From IBM, What is artificial intelligence (AI), “At its simplest form, artificial intelligence is a field, which combines computer science and robust datasets, to enable problem-solving. It also encompasses sub-fields of machine learning and deep learning, which are frequently mentioned in conjunction with artificial intelligence. These disciplines are comprised of AI algorithms which seek to create expert systems which make predictions or classifications based on input data.”
AI and Colonialism:
The impact of AI is repeating patterns of colonial exploitation.
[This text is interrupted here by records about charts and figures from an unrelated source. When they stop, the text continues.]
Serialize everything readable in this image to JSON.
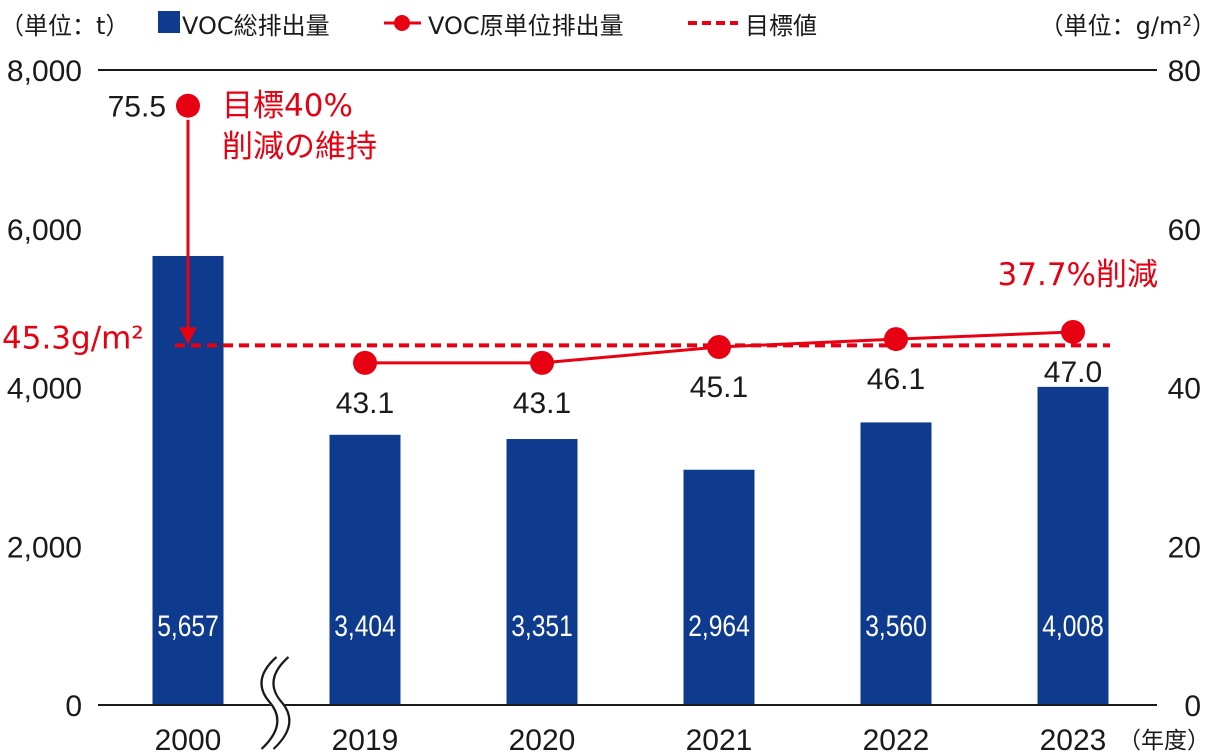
{
  "chart_data": {
    "type": "bar",
    "categories": [
      "2000",
      "2019",
      "2020",
      "2021",
      "2022",
      "2023"
    ],
    "xlabel": "（年度）",
    "axis_break_after_index": 0,
    "series": [
      {
        "name": "VOC総排出量",
        "type": "bar",
        "axis": "left",
        "color": "#0f3b8f",
        "values": [
          5657,
          3404,
          3351,
          2964,
          3560,
          4008
        ],
        "data_labels": [
          "5,657",
          "3,404",
          "3,351",
          "2,964",
          "3,560",
          "4,008"
        ]
      },
      {
        "name": "VOC原単位排出量",
        "type": "line",
        "axis": "right",
        "color": "#e60012",
        "values": [
          75.5,
          43.1,
          43.1,
          45.1,
          46.1,
          47.0
        ],
        "data_labels": [
          "75.5",
          "43.1",
          "43.1",
          "45.1",
          "46.1",
          "47.0"
        ],
        "connected_to_previous": [
          false,
          false,
          true,
          true,
          true,
          true
        ]
      },
      {
        "name": "目標値",
        "type": "dashed-line",
        "axis": "right",
        "color": "#e60012",
        "value": 45.3,
        "label": "45.3g/m²"
      }
    ],
    "left_axis": {
      "label": "（単位：t）",
      "ylim": [
        0,
        8000
      ],
      "ticks": [
        0,
        2000,
        4000,
        6000,
        8000
      ],
      "tick_labels": [
        "0",
        "2,000",
        "4,000",
        "6,000",
        "8,000"
      ]
    },
    "right_axis": {
      "label": "（単位：g/m²）",
      "ylim": [
        0,
        80
      ],
      "ticks": [
        0,
        20,
        40,
        60,
        80
      ],
      "tick_labels": [
        "0",
        "20",
        "40",
        "60",
        "80"
      ]
    },
    "annotations": [
      {
        "lines": [
          "目標40%",
          "削減の維持"
        ],
        "color": "#e60012"
      },
      {
        "text": "37.7%削減",
        "color": "#e60012"
      }
    ],
    "grid": false,
    "legend_position": "top"
  }
}
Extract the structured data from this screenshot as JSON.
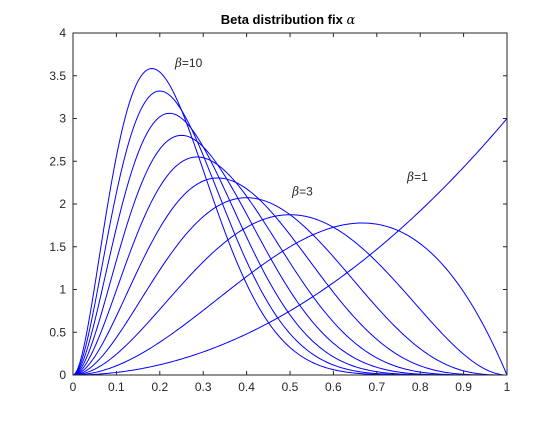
{
  "chart_data": {
    "type": "line",
    "title": "Beta distribution fix α",
    "title_parts": {
      "text": "Beta distribution fix ",
      "symbol": "α"
    },
    "xlabel": "",
    "ylabel": "",
    "xlim": [
      0,
      1
    ],
    "ylim": [
      0,
      4
    ],
    "xticks": [
      0,
      0.1,
      0.2,
      0.3,
      0.4,
      0.5,
      0.6,
      0.7,
      0.8,
      0.9,
      1
    ],
    "xtick_labels": [
      "0",
      "0.1",
      "0.2",
      "0.3",
      "0.4",
      "0.5",
      "0.6",
      "0.7",
      "0.8",
      "0.9",
      "1"
    ],
    "yticks": [
      0,
      0.5,
      1,
      1.5,
      2,
      2.5,
      3,
      3.5,
      4
    ],
    "ytick_labels": [
      "0",
      "0.5",
      "1",
      "1.5",
      "2",
      "2.5",
      "3",
      "3.5",
      "4"
    ],
    "grid": false,
    "line_color": "#0000ff",
    "alpha": 3,
    "series": [
      {
        "beta": 1
      },
      {
        "beta": 2
      },
      {
        "beta": 3
      },
      {
        "beta": 4
      },
      {
        "beta": 5
      },
      {
        "beta": 6
      },
      {
        "beta": 7
      },
      {
        "beta": 8
      },
      {
        "beta": 9
      },
      {
        "beta": 10
      }
    ],
    "annotations": [
      {
        "symbol": "β",
        "text": "=10",
        "x": 0.235,
        "y": 3.6
      },
      {
        "symbol": "β",
        "text": "=3",
        "x": 0.505,
        "y": 2.1
      },
      {
        "symbol": "β",
        "text": "=1",
        "x": 0.77,
        "y": 2.27
      }
    ]
  }
}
From MIT Technology Review, “European colonialism, they say, was characterized by the violent capture of land, extraction of resources, and exploitation of people—for example, through slavery—for the economic enrichment of the conquering country. While it would diminish the depth of past traumas to say the AI industry is repeating this violence today, it is now using other, more insidious means to enrich the wealthy and powerful at the great expense of the poor.”
From MIT Technology Review on data-labelling: “The insatiable demand has created a need for a broad base of cheap labour to manually tag videos, sort photos, and transcribe audio. The market value of sourcing and coordinating that “ghost work,” as it was memorably dubbed by anthropologist Mary Gray and computational social scientist Siddharth Suri, is projected to reach $13.7 billion by 2030.”